I like the title of an Experian document “Analytical insight: bringing science to the art of marketing”. One of the section headings, “Turn data into intelligence ” makes a good stab at the question.

How about “A team of knowledge workers turning data into intelligence, insight and action using advanced tools and techniques”:

  •  Knowledge workers = highly qualified and experienced
  • Turning data = Evidence Based
  •   Intelligence = that backwards mirror – BI
  • Insight = statistical analysis (forecasting, basket analysis, churn analysis, channel optimisation, etc.)
  • Action = informing strategic decisions (e.g. how many sales people do we need) and driving tactical activities (where should we place them and whom should they meet)
  • Advanced tools = software such as sas, JMP, mapinfo – definitely not toys like Excel
  • Advanced techniques = more than just means and guesses – NLMIXED, Time series analysis, Neural
  • Networks, factor analysis, etc.

Another of my attempts is “Increasing revenue and reducing costs through evidence based analytics

Wednesday, 8 February 2012

Using Geo-Special Awareness to Get That Extra Edge Out of Predictive Analytics

The way to get that extra edge out of the analysis is to get your hands on the key drivers, transform them wisely and exploit the correlations.
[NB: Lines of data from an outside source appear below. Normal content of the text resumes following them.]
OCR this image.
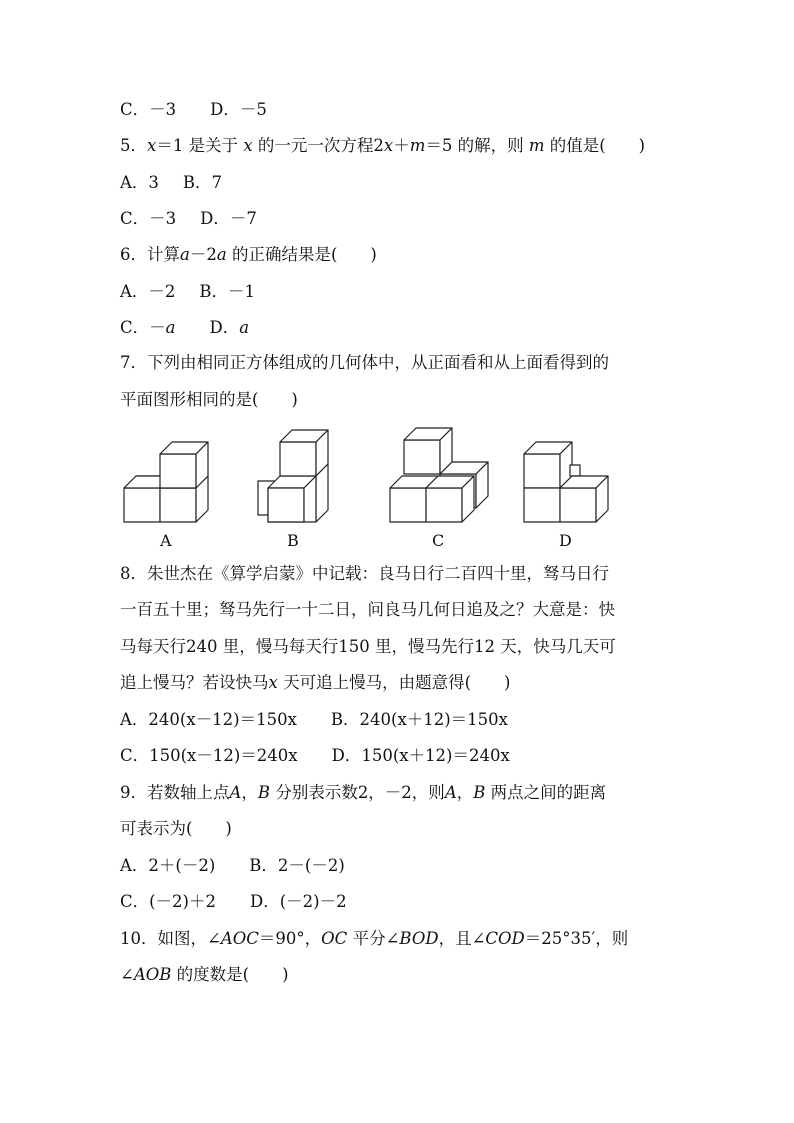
C．－3 D．－5
5．x＝1 是关于 x 的一元一次方程2x＋m＝5 的解，则 m 的值是(　　)
A．3 B．7
C．－3 D．－7
6．计算a－2a 的正确结果是(　　)
A．－2 B．－1
C．－a D．a
7．下列由相同正方体组成的几何体中，从正面看和从上面看得到的
平面图形相同的是(　　)
A	B	C	D
8．朱世杰在《算学启蒙》中记载：良马日行二百四十里，驽马日行
一百五十里；驽马先行一十二日，问良马几何日追及之？大意是：快
马每天行240 里，慢马每天行150 里，慢马先行12 天，快马几天可
追上慢马？若设快马x 天可追上慢马，由题意得(　　)
A．240(x－12)＝150x B．240(x＋12)＝150x
C．150(x－12)＝240x D．150(x＋12)＝240x
9．若数轴上点A，B 分别表示数2，－2，则A，B 两点之间的距离
可表示为(　　)
A．2＋(－2) B．2－(－2)
C．(－2)＋2 D．(－2)－2
10．如图，∠AOC＝90°，OC 平分∠BOD，且∠COD＝25°35′，则
∠AOB 的度数是(　　)
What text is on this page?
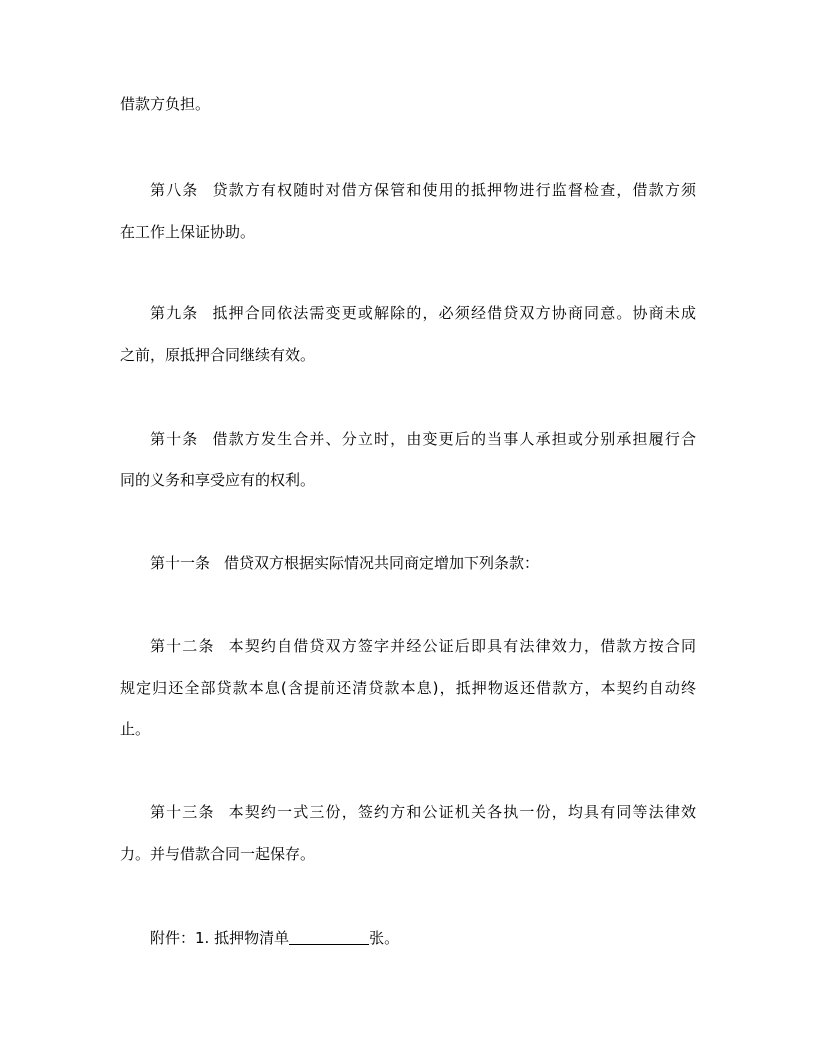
借款方负担。
第八条 贷款方有权随时对借方保管和使用的抵押物进行监督检查，借款方须
在工作上保证协助。
第九条 抵押合同依法需变更或解除的，必须经借贷双方协商同意。协商未成
之前，原抵押合同继续有效。
第十条 借款方发生合并、分立时，由变更后的当事人承担或分别承担履行合
同的义务和享受应有的权利。
第十一条 借贷双方根据实际情况共同商定增加下列条款：
第十二条 本契约自借贷双方签字并经公证后即具有法律效力，借款方按合同
规定归还全部贷款本息(含提前还清贷款本息)，抵押物返还借款方，本契约自动终
止。
第十三条 本契约一式三份，签约方和公证机关各执一份，均具有同等法律效
力。并与借款合同一起保存。
附件：1. 抵押物清单	张。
The data mining tools are very good at the first steps for most types of data. However, two main gaps are still awaiting a proper answer: temporal correlation and spatial correlation. An experienced statistician can handle this gap by clever data manipulation and returning to the good old sas-stat & sas-ets to use the advanced modelling approaches such as nlmixed and arima.

However, it is important to be able to clean and transform spatial information such as the location of practices a sales rep has visited, the geo-demographic profile of the practice catchment, the regulatory environment for this practice, or the influence of the nearest hospitals and the specialists working in them. Sas has very elementary tool to handle mappable information  such as kriging, point-in-polygon and map rendering procedures. However, it feels like sas did not push developing this aspect of analytics very hard. Especially after the agreement with ESRI [http://www.esri.com/] (the sas-bridge to ESRI - http://www.sas.com/products/bridgeforesri/). I found an announcement from 2002 - http://www.esri.com/news/arcnews/winter0203articles/sas-and-esri.html. I got to try out the bridge around 2004 and was bitterly disappointed as it was very clunky and did not really allow for proper seamless feel. At the time I also experimented with sending queries to MS-sql-server (that was augmented with the spatial analysis pack) and with writing MapBasic code on the fly within a sas-session, compiling it and calling MapInfo to execute it using data exported from sas to csv (Ha!). The latter is my current preferred mode of work but it has obvious short comings. The one that is unexpected is that one cannot automate drive time calculations in Mapinfo and boy do I need to do this now.

Blair Freebairn of GeoLytix (http://geolytix.co.uk/) stopped over a few days ago and we had an interesting discussion exploring the need for dynamic interaction between an analytical package such as sas and a GIS software such as Arc-View (ESRI). Many of the application we thought up really need a once in a while processing such as identifying drive time catchments, joining in Mosaic (geo-demographic - http://www.experian.co.uk/business-strategies/mosaic-uk-2009.html) and aggregating up using appropriate weights. That could be done once a quarter and presented to sas as a csv to augment any analysis mart. Or fitting a predictive model once a week and implementing the real-time scoring in the GIS software. However, I can envision a situation were data should go back and forth seemlessly to effectively use the strengths of sas and a GIS platform – not just for reporting purposes. Please feel free to share your experience and thoughts in the comments stream.

I hear there is a new version of the Bridge to ESRI – anybody out there experienced it?